Question. In addition to my practice, I sit on the advisory committee of a group interested in providing mental health services to the homeless, who often abuse alcohol and drugs. The intent of this program is to provide psychotropic medication as part of its treatment to these people. Is this a wise course of action? What are the consequences of concomitant use of these medications and street drugs?
Answer. I suggest you get hold of the August 1994 issue of Psychiatric Annals, which focuses on comorbid substance and psychiatric disorders. The article by Miller et al. specifically discusses many of the possible interactions between alcohol/drugs and antipsychotic agents. While the conventional wisdom, of course, is that every patient treated with a psychotropic agent should be clean and sober, this is often not practical in the real world, and may not always be essential for a response to the medication. For example, many individuals with chronic schizophrenia and substance abuse have been successfully treated with clozapine (Clozaril). The newsletter distributed by Sandoz (see Treatment Trends, vol. 3, no. 1, winter 1994) makes the following statement in response to the question, Does substance abuse rule out the use of Clozaril?
“Moderate substance abuse does not seem to have an adverse effect on the rate or extent of response to Clozaril.

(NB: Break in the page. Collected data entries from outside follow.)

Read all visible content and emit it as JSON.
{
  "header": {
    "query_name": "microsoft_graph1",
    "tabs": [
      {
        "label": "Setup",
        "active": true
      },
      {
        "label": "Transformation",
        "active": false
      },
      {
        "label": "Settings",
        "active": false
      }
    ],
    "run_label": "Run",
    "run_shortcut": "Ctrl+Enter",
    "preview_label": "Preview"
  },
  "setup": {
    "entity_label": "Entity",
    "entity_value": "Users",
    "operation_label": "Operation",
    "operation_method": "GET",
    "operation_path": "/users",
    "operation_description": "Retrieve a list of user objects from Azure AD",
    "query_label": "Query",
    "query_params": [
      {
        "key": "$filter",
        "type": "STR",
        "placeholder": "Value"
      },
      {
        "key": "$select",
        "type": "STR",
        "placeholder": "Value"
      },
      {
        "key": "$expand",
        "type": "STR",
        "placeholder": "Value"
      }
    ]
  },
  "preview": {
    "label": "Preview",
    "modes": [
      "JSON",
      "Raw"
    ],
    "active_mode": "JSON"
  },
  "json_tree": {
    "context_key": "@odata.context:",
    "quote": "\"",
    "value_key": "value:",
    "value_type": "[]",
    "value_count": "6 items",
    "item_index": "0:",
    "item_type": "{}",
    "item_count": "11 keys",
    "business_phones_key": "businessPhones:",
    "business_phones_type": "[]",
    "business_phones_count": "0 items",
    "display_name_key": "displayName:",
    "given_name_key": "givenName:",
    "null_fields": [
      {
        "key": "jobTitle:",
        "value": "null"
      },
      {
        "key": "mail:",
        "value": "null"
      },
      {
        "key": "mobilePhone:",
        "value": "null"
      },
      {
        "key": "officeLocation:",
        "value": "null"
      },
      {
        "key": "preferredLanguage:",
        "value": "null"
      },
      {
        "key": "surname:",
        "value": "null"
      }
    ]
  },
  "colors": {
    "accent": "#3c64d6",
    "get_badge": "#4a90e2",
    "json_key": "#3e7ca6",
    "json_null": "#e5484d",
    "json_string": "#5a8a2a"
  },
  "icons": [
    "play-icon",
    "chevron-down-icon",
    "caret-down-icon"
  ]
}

However, out-of-control substance abuse, especially among people who express no interest in trying to limit their abuse, creates serious, if not prohibitive, compliance problems.”
This is based on research done by Herbert Meltzer, MD; by inference, one would expect the same to apply to olanzapine (Zyprexa), but I have seen no studies done on this medication. Another interesting study, which has been misinterpreted by some, is that of McGrath et al in the March 1996 issue of Archives of General Psychiatry. They treated actively-drinking alcoholic outpatients with imipramine, and found it to be both safe and effective for the comorbid primary depression. They found fewer heavy drinking days among the imipramine responders, though no real improvement in overall sobriety. There are many methodological problems with this study, and I would advise you to read the authors’ own comments under study limitations.
I hope this will get the ball rolling for you. By the way, there are very few workers in this area who would sanction the use of benzodiazepines in this population, but the use of non-habit forming medications, such as buspirone, antipsychotics, and antidepressants should not, in my view, be automatically ruled out in individuals with episodic substance abuse. Obviously, one would like to monitor liver functions, do random urines, etc., if possible, and actively involve these individuals in a 12-step program as part of their care.